Она сделала знак: мол, не беспокойтесь, Фрост помахал ключом, а Назгул осторожно развернулся среди всех протянутых к нему кабелей и ключей, разложенных кругом. Как кот на сервированном столе: вот, кажется, вовсе некуда лапу поставить, ан нет же, ни бокала не уронит, пройдя из конца в конец. Словно фуражку приподнял, здороваясь.

– Компенсатор на сколько выставлять? На девяносто ли? Что такое «двести»? Как я переведу это в проценты? Ах, форма речи! Нет, я конечно понимаю, леди...

– Как у нас дела? – Натали подошла вплотную, и Фрост отдал ей шлемофон.

– Как новенький, – отрапортовал механик. – Даже лучше, чем был. Да он и сам скажет.

– Я тебе музыку принесла. У Гросса приемничек-то отыскался, сам вспомнил, хоть и не хотелось ему с игрушкой расставаться.

– Ох, как славно. А Гросс себе найдет еще и запишет. Сейчас сообразим, куда бы это дело воткнуть. Смотри, любовь моя, обживаемся.

– Как ты себя чувствуешь?

Назгул, похоже, пробежался мысленно по узлам конструкции, затем подтвердил:

– Все, кажется, прижилось. Ничего мертвого я не чувствую. У меня были проблемы с движением, знаешь? Я постоянно пытался сдвинуть, скажем, ручку усилием мысли, как если бы в телекинезе упражнялся.
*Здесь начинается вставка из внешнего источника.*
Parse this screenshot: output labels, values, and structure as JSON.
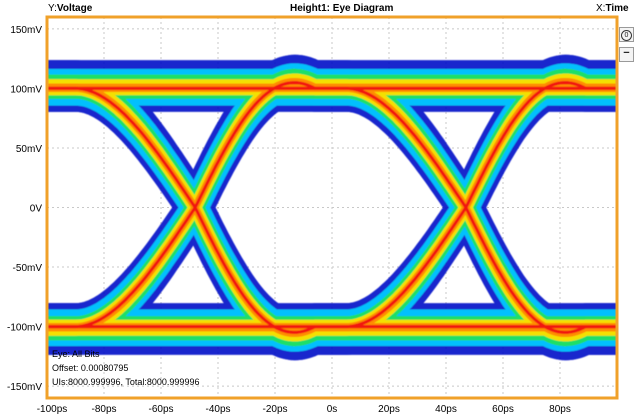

А вот когда ты едва не размазала меня по Гроссу, электрический импульс сгенерировался сам собой. Твоя нога не пошевелится, если ты станешь всего только думать о ней. И обратно: имея рефлекс, надо ли о нем думать? Ну и принять себя таким, как есть – тоже дело не последнее.
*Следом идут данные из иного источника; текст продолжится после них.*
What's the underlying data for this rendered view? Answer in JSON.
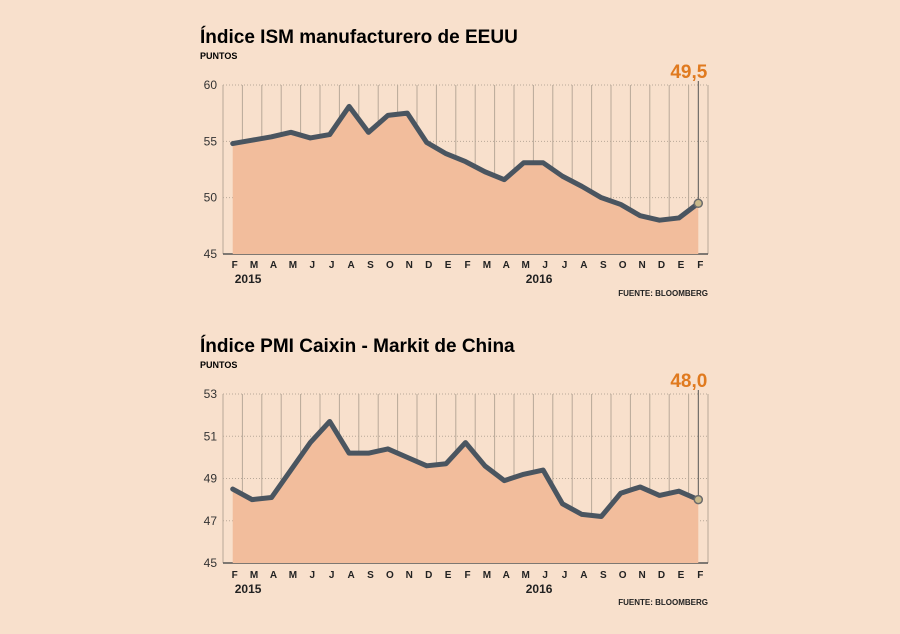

– И все-таки твоя, скажем так, особенность предполагает не механическую замену одной детали другой, а нечто вроде имплантации. Не обессудь, если я беспокоюсь больше, чем это разумно, – Натали коснулась ладонью непроглядно-черного блистера.
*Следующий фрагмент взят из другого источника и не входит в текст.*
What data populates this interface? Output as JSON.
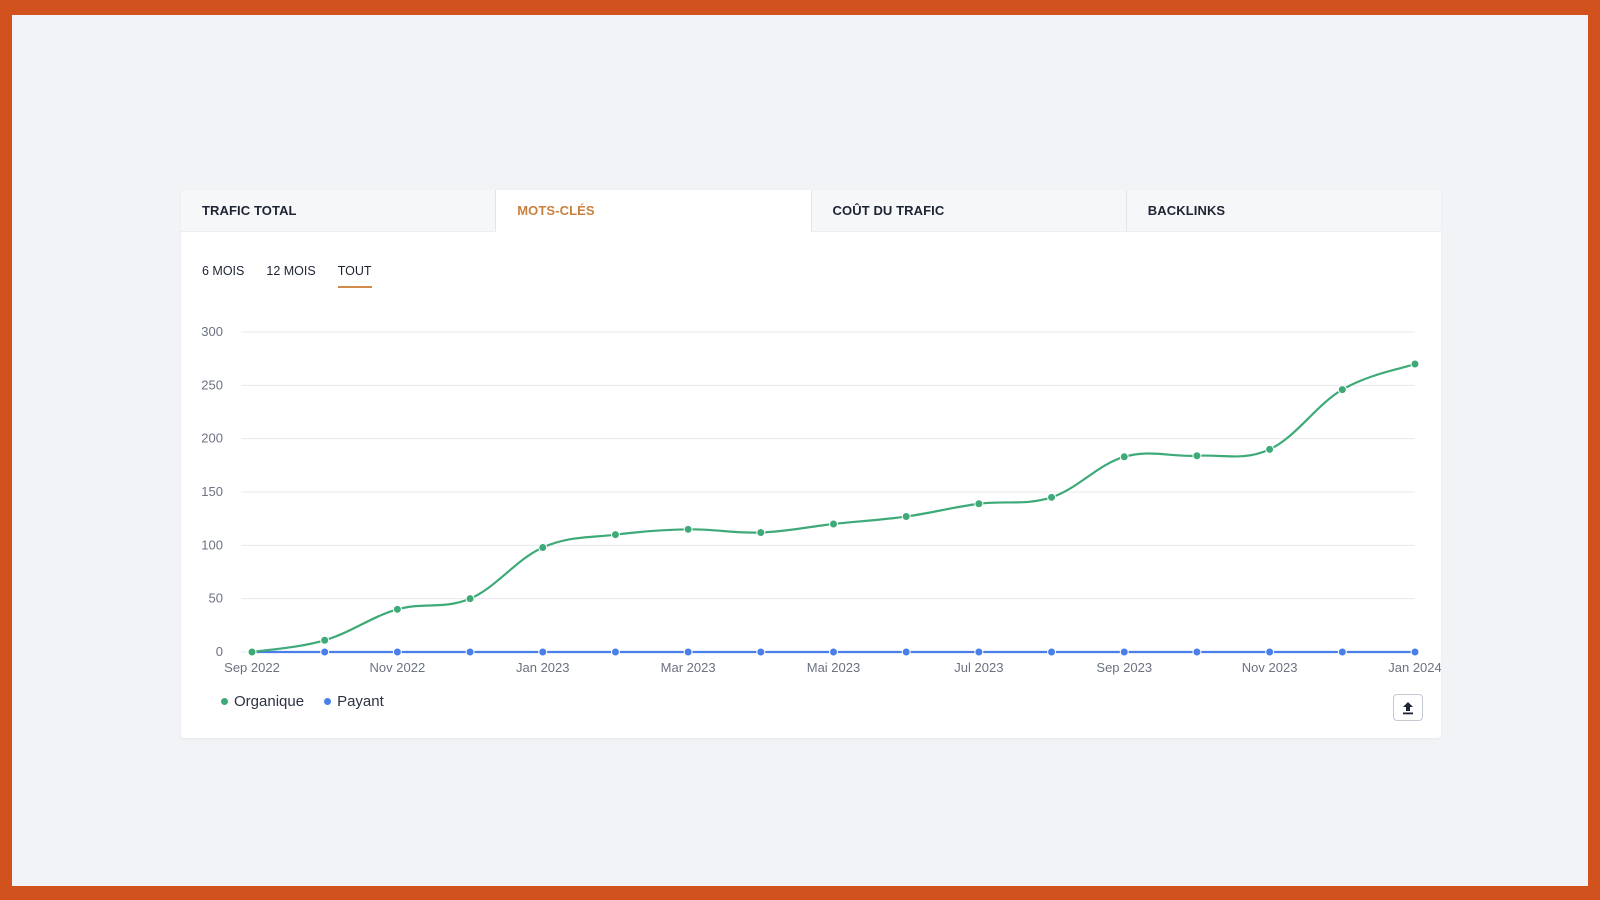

– Поначалу казались чужими, – согласился Назгул. – Мертвыми. Привыкал к ним, как, скажем, к новым зубам. Но, похоже, они врастают в организм. Я уже и не сказал бы: вот это было изначально, а вот это – поставлено позже. Ювелирная работа.

Натали поневоле отвлеклась. Из каморки механика – Фрост по доброте душевной предоставлял угол парочкам, искавшим уединения – вышли двое. Натали узнала комэска Драконов по щеточке рыжих усов, встопорщенных так, словно каждая щетинка получила сию минуту особо важное задание, а с ним была Мэри-Лиис. Пара остановилась, охваченная бурным выяснением отношений. Завершив оное звонкой затрещиной, женщина умчалась по коридору прочь. Дален проводил ее очумелым взглядом и поплелся следом, прижимая ладонь к пылающей щеке.

На этом авианосце ничегошеньки невозможно скрыть!